Maladaptive Daydreaming: where wild minds come to rest
im sitting here in my backyard having that i-want-to-hit-my-head-off-a-wall-because-i-dont-know-who-i-am-and-im-not-happy-about-anything feeling and it hit me. i was thinking about how i dont have many friends and i dont want want to be friends with anyone from my school because....yuck. i realize now that i dont want to be friends with anyone because none of them match up to my daydream characters and ill never have a friendship like them. i pretty much only have one friend, and sometimes i feel like she puts me second when i put her first. my characters wouldnt do that to eachother....and theyre close and do everything together and have alot in common yet their so different and skejlaksfja;sdhf
if i could explain my daydream it would make sense but.....yeah.
this is making me have high expectations for everything and its making em unhappy. but i dont want to stop because what else will comfort me?

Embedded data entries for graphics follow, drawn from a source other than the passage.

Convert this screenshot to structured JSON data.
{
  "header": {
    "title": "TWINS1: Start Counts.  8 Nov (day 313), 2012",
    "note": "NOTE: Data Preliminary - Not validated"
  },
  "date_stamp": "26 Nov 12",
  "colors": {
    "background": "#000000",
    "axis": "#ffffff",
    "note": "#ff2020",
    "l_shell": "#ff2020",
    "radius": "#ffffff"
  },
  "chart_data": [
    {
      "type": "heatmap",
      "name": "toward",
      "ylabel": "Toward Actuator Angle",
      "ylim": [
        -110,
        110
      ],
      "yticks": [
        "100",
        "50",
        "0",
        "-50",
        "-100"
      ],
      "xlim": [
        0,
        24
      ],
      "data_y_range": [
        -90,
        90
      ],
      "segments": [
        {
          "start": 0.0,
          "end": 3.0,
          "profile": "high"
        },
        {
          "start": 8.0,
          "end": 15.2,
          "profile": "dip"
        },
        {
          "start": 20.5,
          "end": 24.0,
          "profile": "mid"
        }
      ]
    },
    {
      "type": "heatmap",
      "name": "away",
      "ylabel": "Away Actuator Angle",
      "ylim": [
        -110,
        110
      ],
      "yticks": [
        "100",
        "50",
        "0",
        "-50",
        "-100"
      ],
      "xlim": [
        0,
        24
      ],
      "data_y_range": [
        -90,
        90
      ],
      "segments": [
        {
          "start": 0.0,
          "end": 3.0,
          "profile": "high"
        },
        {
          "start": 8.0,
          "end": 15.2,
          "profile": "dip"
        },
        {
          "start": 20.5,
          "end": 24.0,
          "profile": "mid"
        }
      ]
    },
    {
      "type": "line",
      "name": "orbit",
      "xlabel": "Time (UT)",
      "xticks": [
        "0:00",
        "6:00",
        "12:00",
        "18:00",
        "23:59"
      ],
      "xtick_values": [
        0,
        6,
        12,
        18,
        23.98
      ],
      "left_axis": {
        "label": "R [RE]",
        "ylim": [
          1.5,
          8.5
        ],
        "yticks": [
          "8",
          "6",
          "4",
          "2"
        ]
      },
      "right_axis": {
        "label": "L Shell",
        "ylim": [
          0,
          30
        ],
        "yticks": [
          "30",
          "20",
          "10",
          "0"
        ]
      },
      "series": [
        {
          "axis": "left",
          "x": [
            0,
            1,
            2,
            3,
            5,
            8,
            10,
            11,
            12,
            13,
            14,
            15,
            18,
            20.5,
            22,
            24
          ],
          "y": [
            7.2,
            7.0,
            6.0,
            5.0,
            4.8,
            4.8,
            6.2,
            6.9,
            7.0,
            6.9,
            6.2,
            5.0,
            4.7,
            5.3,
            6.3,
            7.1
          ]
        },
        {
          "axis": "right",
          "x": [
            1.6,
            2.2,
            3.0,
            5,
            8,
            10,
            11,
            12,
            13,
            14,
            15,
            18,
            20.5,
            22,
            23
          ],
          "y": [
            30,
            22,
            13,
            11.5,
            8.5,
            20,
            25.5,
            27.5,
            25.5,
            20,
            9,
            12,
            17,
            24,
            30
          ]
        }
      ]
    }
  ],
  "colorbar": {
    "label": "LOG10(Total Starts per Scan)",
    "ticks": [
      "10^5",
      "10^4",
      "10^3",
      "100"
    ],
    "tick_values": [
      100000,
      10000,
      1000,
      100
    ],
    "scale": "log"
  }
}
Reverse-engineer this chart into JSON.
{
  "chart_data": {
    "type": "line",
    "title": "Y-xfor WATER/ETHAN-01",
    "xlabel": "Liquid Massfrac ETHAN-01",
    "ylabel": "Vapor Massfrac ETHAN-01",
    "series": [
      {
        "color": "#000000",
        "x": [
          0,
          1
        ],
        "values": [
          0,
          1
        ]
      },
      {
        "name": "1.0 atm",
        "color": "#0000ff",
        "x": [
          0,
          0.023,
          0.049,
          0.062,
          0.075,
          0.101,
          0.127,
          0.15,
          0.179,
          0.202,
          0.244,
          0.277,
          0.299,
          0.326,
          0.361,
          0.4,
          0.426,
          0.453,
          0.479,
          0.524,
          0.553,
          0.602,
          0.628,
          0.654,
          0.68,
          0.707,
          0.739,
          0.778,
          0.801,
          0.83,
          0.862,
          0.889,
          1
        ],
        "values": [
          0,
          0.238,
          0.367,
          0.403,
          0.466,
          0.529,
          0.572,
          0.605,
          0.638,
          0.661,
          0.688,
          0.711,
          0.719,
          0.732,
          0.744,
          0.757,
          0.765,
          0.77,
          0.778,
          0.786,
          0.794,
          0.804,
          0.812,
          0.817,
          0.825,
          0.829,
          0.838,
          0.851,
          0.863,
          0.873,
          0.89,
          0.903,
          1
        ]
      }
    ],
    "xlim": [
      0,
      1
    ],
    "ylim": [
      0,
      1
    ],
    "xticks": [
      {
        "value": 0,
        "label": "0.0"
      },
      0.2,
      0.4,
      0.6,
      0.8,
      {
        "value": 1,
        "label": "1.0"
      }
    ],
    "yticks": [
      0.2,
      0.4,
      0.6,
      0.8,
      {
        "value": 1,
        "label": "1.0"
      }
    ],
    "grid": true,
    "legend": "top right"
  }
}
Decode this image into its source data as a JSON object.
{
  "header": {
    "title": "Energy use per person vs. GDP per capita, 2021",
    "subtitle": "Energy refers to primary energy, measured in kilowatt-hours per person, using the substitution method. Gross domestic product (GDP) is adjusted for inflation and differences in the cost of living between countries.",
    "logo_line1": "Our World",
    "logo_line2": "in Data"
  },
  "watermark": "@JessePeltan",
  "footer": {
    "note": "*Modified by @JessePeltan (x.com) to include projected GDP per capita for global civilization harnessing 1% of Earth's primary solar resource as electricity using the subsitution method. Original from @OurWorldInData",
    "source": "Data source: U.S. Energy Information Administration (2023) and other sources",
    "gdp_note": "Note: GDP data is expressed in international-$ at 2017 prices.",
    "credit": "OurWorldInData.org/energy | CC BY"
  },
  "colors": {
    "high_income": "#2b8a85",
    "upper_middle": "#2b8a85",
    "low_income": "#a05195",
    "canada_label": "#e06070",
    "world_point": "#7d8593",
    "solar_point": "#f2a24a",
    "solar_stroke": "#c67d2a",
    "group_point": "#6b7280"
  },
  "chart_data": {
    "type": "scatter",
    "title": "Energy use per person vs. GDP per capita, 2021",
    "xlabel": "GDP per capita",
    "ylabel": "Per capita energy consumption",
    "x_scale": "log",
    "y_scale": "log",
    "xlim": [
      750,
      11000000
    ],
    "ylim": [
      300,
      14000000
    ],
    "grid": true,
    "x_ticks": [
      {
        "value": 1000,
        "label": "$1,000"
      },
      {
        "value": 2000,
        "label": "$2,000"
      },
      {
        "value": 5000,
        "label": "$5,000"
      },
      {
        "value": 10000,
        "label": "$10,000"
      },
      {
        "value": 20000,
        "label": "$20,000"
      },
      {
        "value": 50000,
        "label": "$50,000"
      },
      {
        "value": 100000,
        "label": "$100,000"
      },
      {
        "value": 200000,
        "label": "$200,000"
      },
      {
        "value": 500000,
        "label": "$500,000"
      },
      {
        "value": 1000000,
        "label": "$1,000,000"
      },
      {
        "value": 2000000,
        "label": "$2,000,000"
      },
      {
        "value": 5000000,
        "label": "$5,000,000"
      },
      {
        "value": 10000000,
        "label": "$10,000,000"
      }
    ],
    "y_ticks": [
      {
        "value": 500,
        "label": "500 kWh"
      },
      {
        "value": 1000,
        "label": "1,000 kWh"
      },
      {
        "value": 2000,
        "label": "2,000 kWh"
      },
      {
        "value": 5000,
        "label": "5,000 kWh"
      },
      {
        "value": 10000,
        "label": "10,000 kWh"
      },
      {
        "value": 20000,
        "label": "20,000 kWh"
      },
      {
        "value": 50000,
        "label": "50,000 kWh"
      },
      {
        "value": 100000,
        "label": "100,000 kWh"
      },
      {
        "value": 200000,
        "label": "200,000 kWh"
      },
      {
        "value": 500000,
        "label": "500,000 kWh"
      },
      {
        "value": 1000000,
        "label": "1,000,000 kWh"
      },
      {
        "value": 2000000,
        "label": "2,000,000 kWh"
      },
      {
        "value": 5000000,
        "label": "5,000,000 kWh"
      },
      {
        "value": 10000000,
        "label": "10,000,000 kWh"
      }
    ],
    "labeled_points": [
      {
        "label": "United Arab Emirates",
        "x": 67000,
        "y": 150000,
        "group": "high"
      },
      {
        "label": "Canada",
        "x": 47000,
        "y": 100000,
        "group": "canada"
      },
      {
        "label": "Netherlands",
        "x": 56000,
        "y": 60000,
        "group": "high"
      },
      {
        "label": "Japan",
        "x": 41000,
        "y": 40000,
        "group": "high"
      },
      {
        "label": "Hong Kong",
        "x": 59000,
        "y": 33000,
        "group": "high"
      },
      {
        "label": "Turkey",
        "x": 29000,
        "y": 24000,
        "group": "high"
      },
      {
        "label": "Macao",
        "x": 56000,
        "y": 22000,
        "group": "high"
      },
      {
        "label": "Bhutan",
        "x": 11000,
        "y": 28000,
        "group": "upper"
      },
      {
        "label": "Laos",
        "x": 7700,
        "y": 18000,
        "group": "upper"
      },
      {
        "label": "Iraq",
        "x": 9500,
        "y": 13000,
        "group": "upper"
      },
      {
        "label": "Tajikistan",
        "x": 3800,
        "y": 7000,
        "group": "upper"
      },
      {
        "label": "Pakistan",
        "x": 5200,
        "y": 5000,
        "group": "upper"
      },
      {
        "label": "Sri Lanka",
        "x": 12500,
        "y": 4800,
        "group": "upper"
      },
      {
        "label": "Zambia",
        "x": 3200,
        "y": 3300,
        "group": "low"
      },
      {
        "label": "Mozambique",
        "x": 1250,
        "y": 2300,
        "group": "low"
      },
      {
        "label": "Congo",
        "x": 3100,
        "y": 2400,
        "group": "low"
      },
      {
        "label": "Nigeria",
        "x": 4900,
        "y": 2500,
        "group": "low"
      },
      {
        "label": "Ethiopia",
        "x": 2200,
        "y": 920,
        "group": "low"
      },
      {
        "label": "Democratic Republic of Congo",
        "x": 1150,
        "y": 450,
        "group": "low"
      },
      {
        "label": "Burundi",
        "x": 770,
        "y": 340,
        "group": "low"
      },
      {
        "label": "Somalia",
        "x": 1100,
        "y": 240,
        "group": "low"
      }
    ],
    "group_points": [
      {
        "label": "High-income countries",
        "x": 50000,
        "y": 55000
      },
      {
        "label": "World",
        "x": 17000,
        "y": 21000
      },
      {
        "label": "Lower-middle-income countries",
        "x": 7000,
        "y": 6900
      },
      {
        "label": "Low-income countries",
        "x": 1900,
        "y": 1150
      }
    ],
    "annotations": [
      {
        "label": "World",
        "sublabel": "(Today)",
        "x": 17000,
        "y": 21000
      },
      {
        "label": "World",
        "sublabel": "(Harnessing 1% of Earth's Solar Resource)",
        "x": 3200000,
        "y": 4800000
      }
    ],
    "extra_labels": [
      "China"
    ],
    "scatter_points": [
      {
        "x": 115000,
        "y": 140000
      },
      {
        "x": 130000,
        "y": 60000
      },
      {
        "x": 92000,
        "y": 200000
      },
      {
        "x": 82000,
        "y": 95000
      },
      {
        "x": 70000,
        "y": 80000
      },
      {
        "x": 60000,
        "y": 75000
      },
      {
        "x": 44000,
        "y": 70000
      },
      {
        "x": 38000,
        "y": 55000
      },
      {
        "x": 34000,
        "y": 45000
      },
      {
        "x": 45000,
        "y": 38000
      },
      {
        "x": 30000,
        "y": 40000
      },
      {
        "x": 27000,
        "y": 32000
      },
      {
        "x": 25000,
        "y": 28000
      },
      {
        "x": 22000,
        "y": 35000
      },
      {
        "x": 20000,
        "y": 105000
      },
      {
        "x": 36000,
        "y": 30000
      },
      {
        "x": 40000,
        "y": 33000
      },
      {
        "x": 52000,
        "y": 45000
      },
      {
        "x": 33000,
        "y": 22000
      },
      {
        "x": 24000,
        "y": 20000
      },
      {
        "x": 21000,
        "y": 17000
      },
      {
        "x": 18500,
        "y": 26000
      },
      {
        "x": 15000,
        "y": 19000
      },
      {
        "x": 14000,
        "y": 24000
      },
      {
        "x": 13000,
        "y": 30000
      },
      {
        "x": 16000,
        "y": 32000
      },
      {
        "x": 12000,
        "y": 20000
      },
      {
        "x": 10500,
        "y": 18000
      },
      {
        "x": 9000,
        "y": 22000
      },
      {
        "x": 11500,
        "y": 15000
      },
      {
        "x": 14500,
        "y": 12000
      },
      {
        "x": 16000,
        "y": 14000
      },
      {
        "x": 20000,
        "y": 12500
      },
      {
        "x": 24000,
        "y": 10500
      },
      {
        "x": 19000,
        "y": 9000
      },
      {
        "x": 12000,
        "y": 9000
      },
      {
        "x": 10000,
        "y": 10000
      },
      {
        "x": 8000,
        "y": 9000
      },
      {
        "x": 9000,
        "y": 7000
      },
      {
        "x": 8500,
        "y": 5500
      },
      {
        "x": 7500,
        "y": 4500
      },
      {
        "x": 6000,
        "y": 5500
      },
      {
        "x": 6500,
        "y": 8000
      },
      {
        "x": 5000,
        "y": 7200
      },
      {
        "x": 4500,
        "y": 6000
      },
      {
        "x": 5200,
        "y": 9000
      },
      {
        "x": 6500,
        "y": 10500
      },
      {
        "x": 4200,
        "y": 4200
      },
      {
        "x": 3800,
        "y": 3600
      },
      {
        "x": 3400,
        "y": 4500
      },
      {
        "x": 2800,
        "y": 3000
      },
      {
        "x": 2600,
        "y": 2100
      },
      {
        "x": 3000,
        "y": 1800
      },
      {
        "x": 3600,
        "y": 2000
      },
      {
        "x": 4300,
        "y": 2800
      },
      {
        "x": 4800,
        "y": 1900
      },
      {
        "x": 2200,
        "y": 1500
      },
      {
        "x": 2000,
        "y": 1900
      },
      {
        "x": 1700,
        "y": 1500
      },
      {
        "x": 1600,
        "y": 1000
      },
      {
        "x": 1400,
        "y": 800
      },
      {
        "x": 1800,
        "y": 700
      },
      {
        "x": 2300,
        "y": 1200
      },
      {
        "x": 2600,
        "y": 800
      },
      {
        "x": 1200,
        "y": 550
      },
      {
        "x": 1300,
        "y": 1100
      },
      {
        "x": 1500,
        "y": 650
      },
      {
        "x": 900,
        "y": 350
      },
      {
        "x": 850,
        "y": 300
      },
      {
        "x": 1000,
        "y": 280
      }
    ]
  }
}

I think I can relate. It's so easy to imagine something much better than reality. However, don't you think MD is the thing that probably makes our reality worse? A lot of us probably neglect building quality relationships or getting involved in real world activities that would matter to us because of excessive daydreaming. Then our options become daydreaming or living our neglected, colorless lives. It seems to be a compulsive behavior that reinforces itself by eliminating or worsening all other options. Does it seem that way to you?